Additional Information:

  • The reference genome index needs to be built only once per workflow.
  • Please ensure that all file paths and environment dependencies are correctly defined before integrating the scripts.

jylee-bcm commented 1 month ago

Hi, @hyunhwan-bcm can you also review the other options listed here:

I think it would be great if we can use vcftools or bcftools options so we don't need to install, and it does not require us to get reference files.

jylee-bcm commented 1 month ago

Sorry but I am in difficulty at understanding the meaning of Taks2 and Task3.

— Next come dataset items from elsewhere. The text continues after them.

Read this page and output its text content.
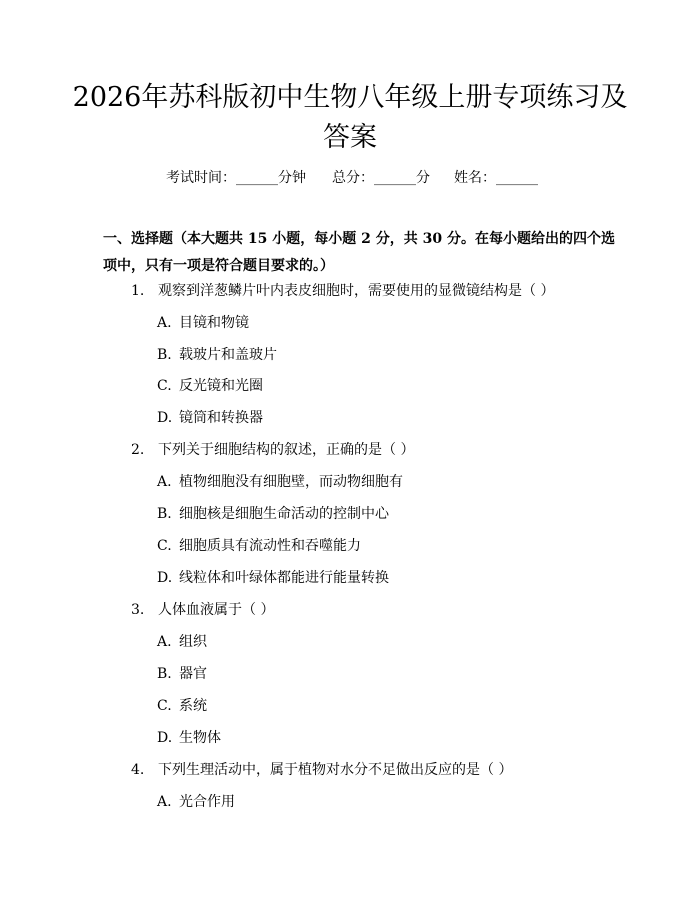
2026年苏科版初中生物八年级上册专项练习及答案
考试时间：______分钟 总分：______分 姓名：______

一、选择题（本大题共 15 小题，每小题 2 分，共 30 分。在每小题给出的四个选项中，只有一项是符合题目要求的。）

1. 观察到洋葱鳞片叶内表皮细胞时，需要使用的显微镜结构是（ ）
A. 目镜和物镜
B. 载玻片和盖玻片
C. 反光镜和光圈
D. 镜筒和转换器
2. 下列关于细胞结构的叙述，正确的是（ ）
A. 植物细胞没有细胞壁，而动物细胞有
B. 细胞核是细胞生命活动的控制中心
C. 细胞质具有流动性和吞噬能力
D. 线粒体和叶绿体都能进行能量转换
3. 人体血液属于（ ）
A. 组织
B. 器官
C. 系统
D. 生物体
4. 下列生理活动中，属于植物对水分不足做出反应的是（ ）
A. 光合作用
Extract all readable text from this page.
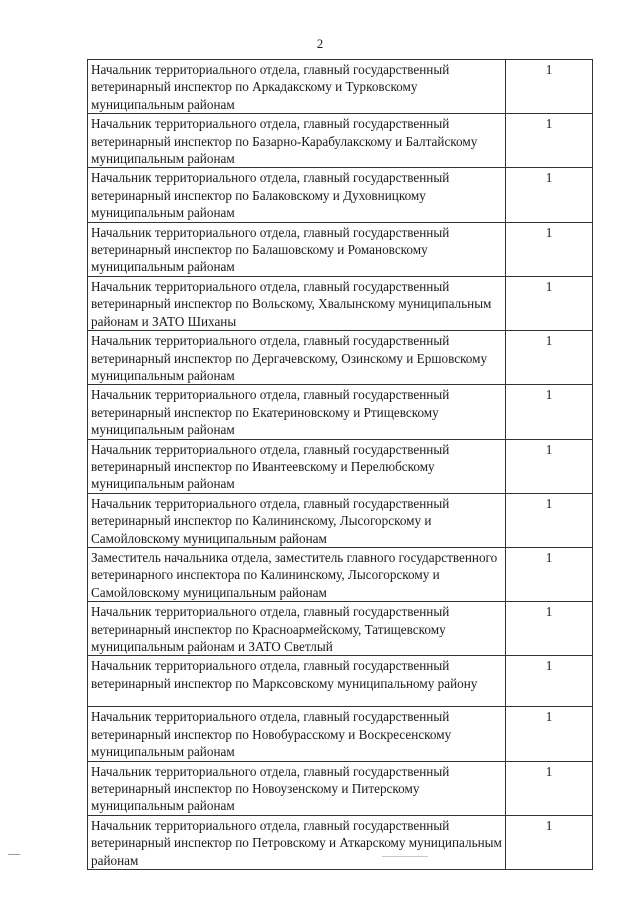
2
Начальник территориального отдела, главный государственный ветеринарный инспектор по Аркадакскому и Турковскому муниципальным районам	1
Начальник территориального отдела, главный государственный ветеринарный инспектор по Базарно-Карабулакскому и Балтайскому муниципальным районам	1
Начальник территориального отдела, главный государственный ветеринарный инспектор по Балаковскому и Духовницкому муниципальным районам	1
Начальник территориального отдела, главный государственный ветеринарный инспектор по Балашовскому и Романовскому муниципальным районам	1
Начальник территориального отдела, главный государственный ветеринарный инспектор по Вольскому, Хвалынскому муниципальным районам и ЗАТО Шиханы	1
Начальник территориального отдела, главный государственный ветеринарный инспектор по Дергачевскому, Озинскому и Ершовскому муниципальным районам	1
Начальник территориального отдела, главный государственный ветеринарный инспектор по Екатериновскому и Ртищевскому муниципальным районам	1
Начальник территориального отдела, главный государственный ветеринарный инспектор по Ивантеевскому и Перелюбскому муниципальным районам	1
Начальник территориального отдела, главный государственный ветеринарный инспектор по Калининскому, Лысогорскому и Самойловскому муниципальным районам	1
Заместитель начальника отдела, заместитель главного государственного ветеринарного инспектора по Калининскому, Лысогорскому и Самойловскому муниципальным районам	1
Начальник территориального отдела, главный государственный ветеринарный инспектор по Красноармейскому, Татищевскому муниципальным районам и ЗАТО Светлый	1
Начальник территориального отдела, главный государственный ветеринарный инспектор по Марксовскому муниципальному району	1
Начальник территориального отдела, главный государственный ветеринарный инспектор по Новобурасскому и Воскресенскому муниципальным районам	1
Начальник территориального отдела, главный государственный ветеринарный инспектор по Новоузенскому и Питерскому муниципальным районам	1
Начальник территориального отдела, главный государственный ветеринарный инспектор по Петровскому и Аткарскому муниципальным районам	1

It seems the task2 already incorporated some logics of VCF_PRE_PROCESS, but there is something missed too.

Those are in

  1. bcftools annotate --rename-chrs ... command

Those are missed

  1. bcftools annotate --set-id +'%CHROM\\_%POS\\_%REF\\_%FIRST_ALT' command
  2. bcftools filter ${params.run_id}-add-id.vcf.gz -i'FILTER == "PASS"'

Is it intended as they are already covered by new commands? or just mistakes by ChatGPT?

hyunhwan-bcm commented 1 month ago

This needs to be executed before VCF_PRE_PROCESS, and bcftools annotate --rename-chrs is required to drastically reduce many non-variant records. After that, we will proceed with the other two parts.

jylee-bcm commented 1 month ago

The gVCF to VCF conversion logic will be added to the VCF_PRE_PROCESS stage.

Then this is irrelevant, and safe to be ignored, right?